Read Part 2:
1 Mastering prompt engineering: clear thinking and being goal-oriented.
Which are also the fundamental traits for any knowledge worker.
Clear thinking allows you to precisely define problems.
Being goal-oriented ensures that your prompts are tailored to achieve specific outcomes.
Applying these qualities in implementing GenAI features:
Clear thinking means process-oriented thinking. Whether you’re replacing parts of a workflow with GenAI or rebuilding it with GenAI first, you need to break down the process into manageable granularity.
Being goal-oriented means focusing the final outcomes. Think about sales, modern software tools drive efficiency in the selling process. GenAI products would aim to do the sells.
2 Domain expertise matters more
Product software engineers must have an understanding of the domain they are building for.
For example, if you are working in advertising technology, a deep understanding of the advertising business can be more valuable than pure engineering expertise. This contextual knowledge is what enables you to create truly impactful solutions.

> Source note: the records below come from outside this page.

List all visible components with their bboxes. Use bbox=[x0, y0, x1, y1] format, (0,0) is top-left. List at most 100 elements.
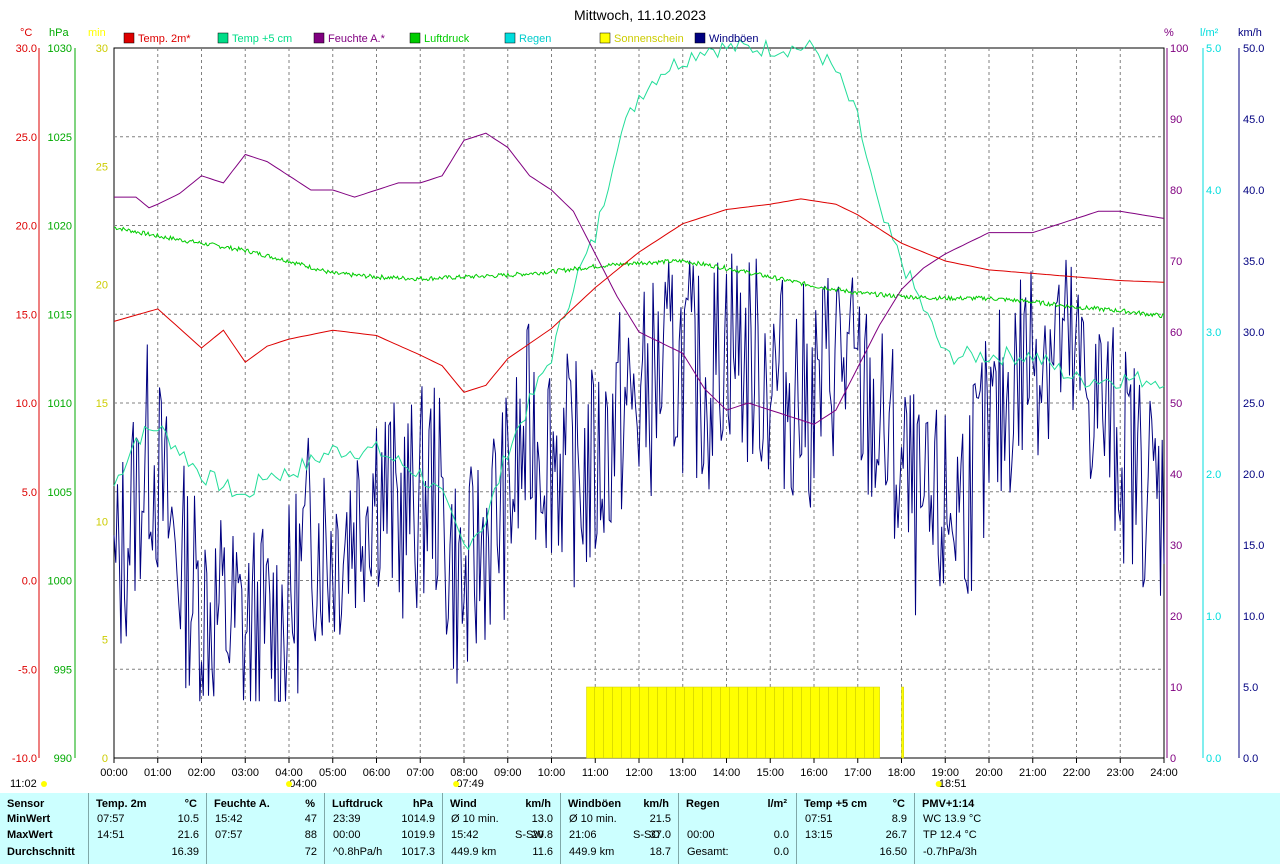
pct-axis-tick: 10 bbox=[1170, 682, 1182, 694]
temp-axis-tick: 30.0 bbox=[16, 43, 37, 55]
min-axis-tick: 10 bbox=[96, 516, 108, 528]
stats-time: 00:00 bbox=[333, 829, 361, 841]
stats-value: 72 bbox=[304, 846, 317, 858]
lm2-axis-tick: 0.0 bbox=[1206, 753, 1221, 765]
x-axis-tick: 04:00 bbox=[275, 767, 303, 779]
lm2-axis-tick: 4.0 bbox=[1206, 185, 1221, 197]
legend-swatch-luftdruck bbox=[409, 32, 421, 44]
kmh-axis-tick: 15.0 bbox=[1243, 540, 1264, 552]
legend-swatch-sonne bbox=[599, 32, 611, 44]
stats-time: 00:00 bbox=[687, 829, 715, 841]
stats-header: Temp. 2m bbox=[96, 798, 147, 810]
pct-axis-unit: % bbox=[1164, 27, 1174, 39]
stats-header: Sensor bbox=[7, 798, 45, 810]
hpa-axis-tick: 990 bbox=[54, 753, 72, 765]
stats-value: 21.6 bbox=[177, 829, 199, 841]
x-axis-tick: 18:00 bbox=[888, 767, 916, 779]
temp-axis-tick: -5.0 bbox=[18, 664, 37, 676]
x-axis-tick: 11:00 bbox=[582, 767, 609, 779]
pct-axis-tick: 20 bbox=[1170, 611, 1182, 623]
feuchte-line bbox=[114, 132, 1165, 425]
hpa-axis-tick: 1020 bbox=[48, 221, 72, 233]
stats-unit: °C bbox=[184, 798, 197, 810]
sun-marker-icon bbox=[286, 781, 292, 787]
x-axis-tick: 12:00 bbox=[625, 767, 653, 779]
stats-header: Regen bbox=[686, 798, 720, 810]
legend-swatch-temp2m bbox=[123, 32, 135, 44]
stats-time: 23:39 bbox=[333, 813, 361, 825]
x-axis-tick: 09:00 bbox=[494, 767, 522, 779]
temp5cm-line bbox=[113, 38, 1165, 551]
temp-axis-unit: °C bbox=[20, 27, 32, 39]
pct-axis-tick: 30 bbox=[1170, 540, 1182, 552]
pct-axis-tick: 0 bbox=[1170, 753, 1176, 765]
x-axis-tick: 24:00 bbox=[1150, 767, 1178, 779]
legend-label-wind: Windböen bbox=[709, 33, 759, 45]
legend-label-regen: Regen bbox=[519, 33, 551, 45]
weather-chart: °C 30.0 25.0 20.0 15.0 10.0 5.0 0.0 -5.0 -10.0 hPa… bbox=[10, 7, 1264, 790]
stats-value: 21.5 bbox=[649, 813, 671, 825]
stats-unit: km/h bbox=[525, 798, 551, 810]
kmh-axis-unit: km/h bbox=[1238, 27, 1262, 39]
pct-axis-tick: 60 bbox=[1170, 327, 1182, 339]
legend-swatch-wind bbox=[694, 32, 706, 44]
sun-marker-icon bbox=[453, 781, 460, 787]
stats-header: Feuchte A. bbox=[214, 798, 270, 810]
stats-column: Temp +5 cm °C 07:51 13:15 8.9 26.7 16.50 bbox=[796, 793, 915, 864]
stats-column: Regen l/m² 00:00 Gesamt: 0.0 0.0 bbox=[678, 793, 797, 864]
stats-value: 47 bbox=[304, 813, 317, 825]
pct-axis-tick: 100 bbox=[1170, 43, 1188, 55]
temp-axis-tick: -10.0 bbox=[12, 753, 37, 765]
chart-legend: Temp. 2m* Temp +5 cm Feuchte A.* Luftdruck R… bbox=[123, 32, 759, 45]
stats-value: 1014.9 bbox=[401, 813, 435, 825]
x-axis-tick: 19:00 bbox=[931, 767, 959, 779]
kmh-axis-tick: 45.0 bbox=[1243, 114, 1264, 126]
x-axis-tick: 05:00 bbox=[319, 767, 347, 779]
stats-column: Temp. 2m °C 07:57 14:51 10.5 21.6 16.39 bbox=[88, 793, 207, 864]
stats-time: 15:42 bbox=[451, 829, 479, 841]
chart-grid bbox=[113, 47, 1165, 759]
stats-time: Gesamt: bbox=[687, 846, 729, 858]
hpa-axis-unit: hPa bbox=[49, 27, 69, 39]
stats-value: 16.50 bbox=[879, 846, 907, 858]
time-marker: 07:49 bbox=[456, 778, 484, 790]
x-axis-tick: 07:00 bbox=[406, 767, 434, 779]
hpa-axis-tick: 995 bbox=[54, 664, 72, 676]
kmh-axis-tick: 25.0 bbox=[1243, 398, 1264, 410]
legend-label-luftdruck: Luftdruck bbox=[424, 33, 470, 45]
stats-value: 10.5 bbox=[177, 813, 199, 825]
kmh-axis-tick: 35.0 bbox=[1243, 256, 1264, 268]
hpa-axis-tick: 1030 bbox=[48, 43, 72, 55]
stats-time: Ø 10 min. bbox=[451, 813, 499, 825]
chart-axes: °C 30.0 25.0 20.0 15.0 10.0 5.0 0.0 -5.0 -10.0 hPa… bbox=[10, 27, 1264, 790]
stats-header: Temp +5 cm bbox=[804, 798, 868, 810]
stats-value: 0.0 bbox=[773, 829, 789, 841]
lm2-axis-tick: 2.0 bbox=[1206, 469, 1221, 481]
x-axis-tick: 13:00 bbox=[669, 767, 697, 779]
kmh-axis-tick: 5.0 bbox=[1243, 682, 1258, 694]
min-axis-tick: 25 bbox=[96, 161, 108, 173]
stats-value: 8.9 bbox=[891, 813, 907, 825]
pct-axis-tick: 80 bbox=[1170, 185, 1182, 197]
x-axis-tick: 02:00 bbox=[188, 767, 216, 779]
hpa-axis-tick: 1000 bbox=[48, 576, 72, 588]
pct-axis-tick: 70 bbox=[1170, 256, 1182, 268]
stats-time: 449.9 km bbox=[569, 846, 615, 858]
x-axis-tick: 10:00 bbox=[538, 767, 566, 779]
stats-time: 14:51 bbox=[97, 829, 125, 841]
kmh-axis-tick: 0.0 bbox=[1243, 753, 1258, 765]
stats-header: Luftdruck bbox=[332, 798, 383, 810]
chart-series bbox=[113, 38, 1165, 759]
stats-value: 1019.9 bbox=[401, 829, 435, 841]
stats-value: 18.7 bbox=[649, 846, 671, 858]
x-axis-tick: 01:00 bbox=[144, 767, 172, 779]
stats-unit: hPa bbox=[412, 798, 433, 810]
min-axis-tick: 20 bbox=[96, 280, 108, 292]
stats-time: 15:42 bbox=[215, 813, 243, 825]
legend-label-temp5cm: Temp +5 cm bbox=[232, 33, 292, 45]
windboeen-line bbox=[113, 253, 1165, 702]
stats-time: 449.9 km bbox=[451, 846, 497, 858]
min-axis-tick: 15 bbox=[96, 398, 108, 410]
hpa-axis-tick: 1025 bbox=[48, 132, 72, 144]
temp-axis-tick: 5.0 bbox=[22, 487, 37, 499]
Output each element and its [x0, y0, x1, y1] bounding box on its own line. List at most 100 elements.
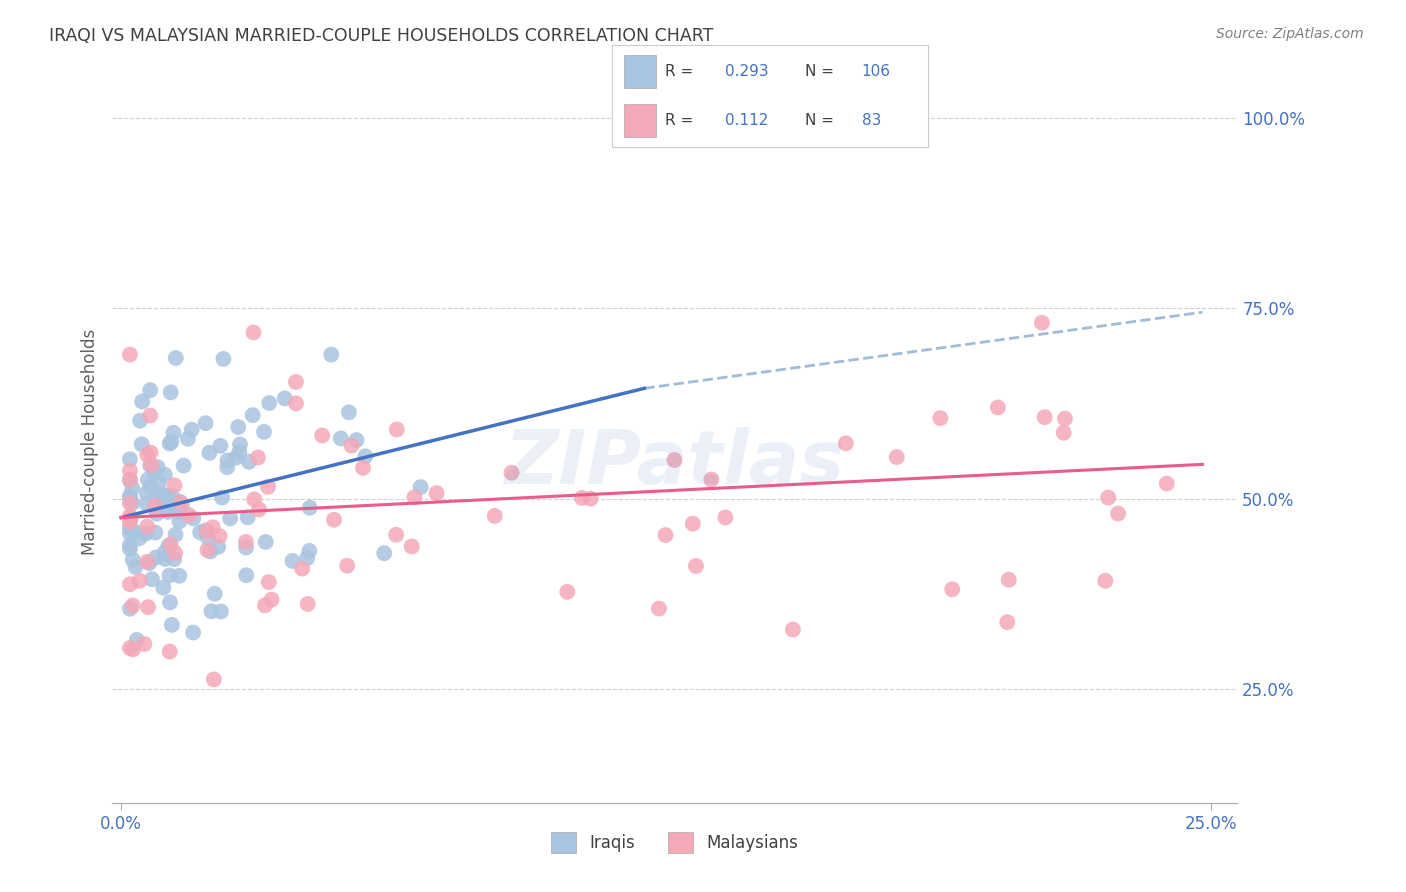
Point	[997, 573, 1019, 587]
Point	[201, 520, 224, 534]
Point	[257, 575, 280, 590]
Y-axis label: Married-couple Households: Married-couple Households	[80, 328, 98, 555]
Point	[121, 553, 143, 567]
Point	[121, 481, 143, 495]
Point	[217, 460, 239, 475]
Point	[579, 491, 602, 506]
Point	[152, 581, 174, 595]
Point	[157, 489, 180, 503]
Point	[253, 599, 276, 613]
Point	[152, 488, 174, 502]
Point	[169, 514, 191, 528]
Point	[195, 524, 218, 539]
Point	[118, 463, 141, 477]
Point	[139, 445, 162, 459]
Point	[211, 491, 233, 505]
Point	[197, 543, 219, 558]
Point	[346, 433, 368, 447]
Point	[685, 558, 707, 573]
Point	[501, 466, 523, 480]
Point	[135, 486, 157, 500]
Point	[135, 526, 157, 541]
Point	[160, 618, 183, 632]
Point	[886, 450, 908, 464]
Point	[136, 519, 159, 533]
Point	[700, 473, 723, 487]
Point	[153, 552, 176, 566]
Text: 83: 83	[862, 113, 882, 128]
Point	[118, 489, 141, 503]
Point	[209, 604, 232, 618]
Point	[165, 351, 187, 365]
Point	[136, 448, 159, 462]
Point	[125, 632, 148, 647]
Point	[163, 552, 186, 566]
Point	[298, 500, 321, 515]
Point	[128, 574, 150, 588]
Point	[118, 538, 141, 552]
Point	[401, 540, 423, 554]
Point	[146, 460, 169, 475]
Point	[484, 508, 506, 523]
Point	[235, 568, 257, 582]
Point	[131, 394, 153, 409]
Point	[159, 595, 181, 609]
Text: 0.112: 0.112	[725, 113, 769, 128]
Point	[159, 644, 181, 658]
Point	[1031, 316, 1053, 330]
Point	[1094, 574, 1116, 588]
Point	[167, 505, 190, 519]
Point	[260, 592, 283, 607]
Point	[188, 525, 211, 540]
Point	[148, 475, 170, 490]
Point	[118, 491, 141, 505]
Point	[1107, 507, 1129, 521]
Point	[219, 511, 242, 525]
Point	[257, 480, 280, 494]
Point	[207, 540, 229, 554]
Point	[247, 502, 270, 516]
Point	[118, 641, 141, 656]
Point	[118, 526, 141, 541]
Point	[181, 625, 204, 640]
Point	[159, 385, 181, 400]
Point	[165, 527, 187, 541]
Point	[120, 511, 142, 525]
Point	[291, 562, 314, 576]
Point	[139, 409, 162, 423]
Point	[200, 604, 222, 618]
Point	[941, 582, 963, 597]
Point	[217, 453, 239, 467]
Legend: Iraqis, Malaysians: Iraqis, Malaysians	[544, 826, 806, 860]
Point	[128, 532, 150, 546]
Point	[136, 600, 159, 615]
Point	[169, 568, 191, 582]
Point	[131, 437, 153, 451]
Point	[209, 439, 232, 453]
Point	[118, 509, 141, 524]
Point	[118, 601, 141, 615]
Point	[118, 452, 141, 467]
Point	[782, 623, 804, 637]
Point	[555, 584, 578, 599]
Text: 106: 106	[862, 63, 890, 78]
Point	[253, 425, 276, 439]
Point	[1097, 491, 1119, 505]
Point	[385, 422, 408, 436]
Point	[654, 528, 676, 542]
Point	[157, 568, 180, 582]
Text: IRAQI VS MALAYSIAN MARRIED-COUPLE HOUSEHOLDS CORRELATION CHART: IRAQI VS MALAYSIAN MARRIED-COUPLE HOUSEH…	[49, 27, 714, 45]
Point	[373, 546, 395, 560]
Point	[995, 615, 1018, 629]
Point	[385, 527, 408, 541]
Point	[160, 434, 183, 449]
Point	[170, 495, 193, 509]
Text: Source: ZipAtlas.com: Source: ZipAtlas.com	[1216, 27, 1364, 41]
Point	[173, 458, 195, 473]
Point	[208, 529, 231, 543]
Point	[145, 550, 167, 565]
Point	[340, 439, 363, 453]
Point	[242, 408, 264, 422]
Point	[118, 496, 141, 510]
Point	[177, 432, 200, 446]
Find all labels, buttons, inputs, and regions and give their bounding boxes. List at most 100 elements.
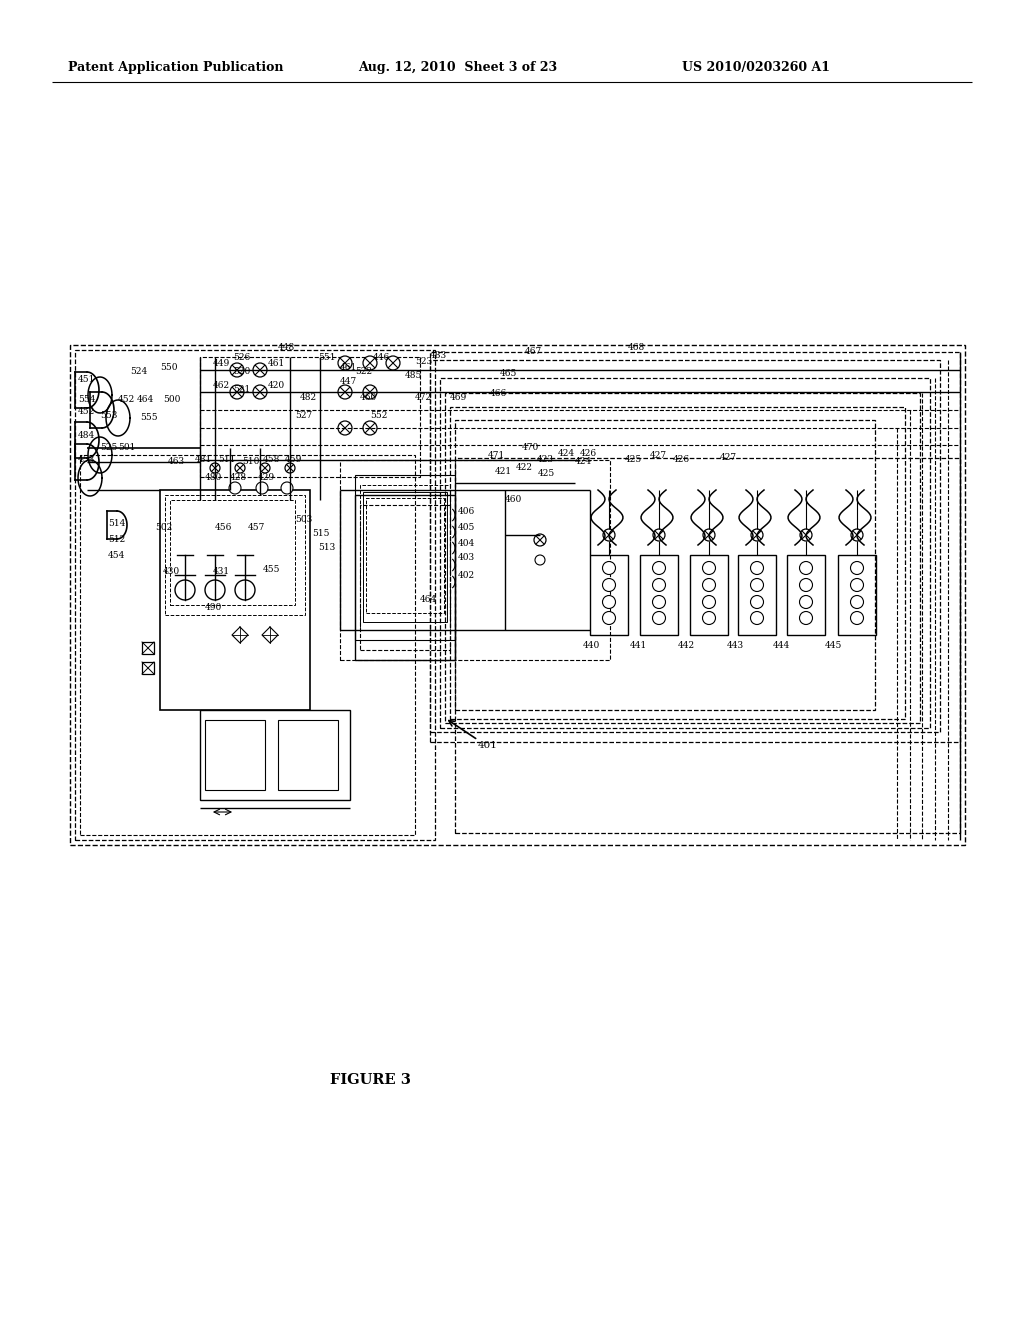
Circle shape [603, 529, 615, 541]
Text: 421: 421 [495, 467, 512, 477]
Text: 446: 446 [373, 352, 390, 362]
Text: FIGURE 3: FIGURE 3 [330, 1073, 411, 1086]
Bar [455, 458, 961, 833]
Circle shape [175, 579, 195, 601]
Text: 425: 425 [538, 469, 555, 478]
Circle shape [800, 578, 812, 591]
Text: 422: 422 [516, 462, 534, 471]
Text: 464: 464 [137, 396, 155, 404]
Text: 427: 427 [720, 454, 737, 462]
Text: 462: 462 [213, 380, 230, 389]
Text: 460: 460 [360, 392, 377, 401]
Text: 404: 404 [458, 539, 475, 548]
Circle shape [256, 482, 268, 494]
Circle shape [386, 356, 400, 370]
Circle shape [281, 482, 293, 494]
Bar [278, 719, 338, 789]
Text: 465: 465 [500, 368, 517, 378]
Circle shape [234, 579, 255, 601]
Text: 461: 461 [340, 363, 357, 372]
Bar [787, 554, 825, 635]
Bar [165, 495, 305, 615]
Circle shape [205, 579, 225, 601]
Circle shape [702, 611, 716, 624]
Circle shape [535, 554, 545, 565]
Text: 482: 482 [300, 393, 317, 403]
Circle shape [652, 595, 666, 609]
Bar [590, 554, 628, 635]
Text: 515: 515 [312, 528, 330, 537]
Text: 527: 527 [295, 411, 312, 420]
Text: 480: 480 [205, 473, 222, 482]
Bar [445, 393, 920, 723]
Text: 520: 520 [233, 367, 250, 376]
Text: 523: 523 [415, 358, 432, 367]
Circle shape [851, 529, 863, 541]
Text: 423: 423 [537, 455, 554, 465]
Circle shape [338, 356, 352, 370]
Bar [355, 475, 455, 640]
Text: 447: 447 [340, 376, 357, 385]
Circle shape [851, 578, 863, 591]
Circle shape [751, 595, 764, 609]
Circle shape [230, 363, 244, 378]
Text: 448: 448 [278, 343, 295, 352]
Text: 481: 481 [195, 455, 212, 465]
Text: 510: 510 [242, 458, 259, 466]
Text: 441: 441 [630, 640, 647, 649]
Bar [200, 356, 420, 477]
Circle shape [800, 561, 812, 574]
Text: 456: 456 [215, 524, 232, 532]
Text: 501: 501 [118, 442, 135, 451]
Text: 522: 522 [355, 367, 372, 376]
Text: 443: 443 [727, 640, 744, 649]
Text: 555: 555 [140, 413, 158, 422]
Bar [340, 459, 610, 660]
Text: 500: 500 [163, 396, 180, 404]
Text: 511: 511 [218, 455, 236, 465]
Text: 427: 427 [650, 450, 667, 459]
Text: Patent Application Publication: Patent Application Publication [68, 62, 284, 74]
Circle shape [851, 611, 863, 624]
Bar [360, 506, 450, 649]
Text: 466: 466 [490, 388, 507, 397]
Text: 452: 452 [118, 396, 135, 404]
Circle shape [751, 529, 763, 541]
Text: 459: 459 [285, 455, 302, 465]
Text: 429: 429 [258, 474, 275, 483]
Circle shape [751, 611, 764, 624]
Bar [70, 345, 965, 845]
Text: 553: 553 [100, 411, 118, 420]
Text: 472: 472 [415, 393, 432, 403]
Circle shape [800, 595, 812, 609]
Text: 442: 442 [678, 640, 695, 649]
Text: 550: 550 [160, 363, 177, 371]
Text: 440: 440 [583, 640, 600, 649]
Bar [362, 492, 447, 622]
Bar [160, 490, 310, 710]
Text: 457: 457 [248, 524, 265, 532]
Text: 461: 461 [268, 359, 286, 367]
Text: 470: 470 [522, 444, 540, 453]
Circle shape [338, 385, 352, 399]
Circle shape [652, 611, 666, 624]
Circle shape [338, 421, 352, 436]
Text: 525: 525 [100, 442, 118, 451]
Bar [838, 554, 876, 635]
Text: 503: 503 [295, 516, 312, 524]
Circle shape [230, 385, 244, 399]
Bar [738, 554, 776, 635]
Circle shape [210, 463, 220, 473]
Text: 451: 451 [78, 375, 95, 384]
Text: 428: 428 [230, 473, 247, 482]
Text: 424: 424 [575, 458, 592, 466]
Circle shape [362, 356, 377, 370]
Text: 490: 490 [205, 603, 222, 612]
Bar [690, 554, 728, 635]
Bar [355, 495, 455, 660]
Text: 526: 526 [233, 354, 250, 363]
Bar [205, 719, 265, 789]
Circle shape [285, 463, 295, 473]
Text: 401: 401 [478, 741, 498, 750]
Text: 467: 467 [525, 347, 543, 356]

3 It is engineering and machine learning
Unit tests are still crucial. Building test evaluations (e.g. LangSmith) ensure that AI performance meets expectations.
Make agentic tools more adaptable. Consider adding some tolerance to user inputs and improving error messaging to guide LLM more effectively when things go wrong.
Not every problem requires an LLM-based solution.
4 Chat interfaces are not the only form of UX
Forms, buttons, and other traditional user interfaces can be highly effective, especially on screens. It's crucial to remember that different UX elements serve different purposes, and the best interface is the one that suits the user's needs and context.
5 Agents = Microservices
Agents can be thought of as microservices. They pass messages to each other like actors, enabling modular and distributed solutions.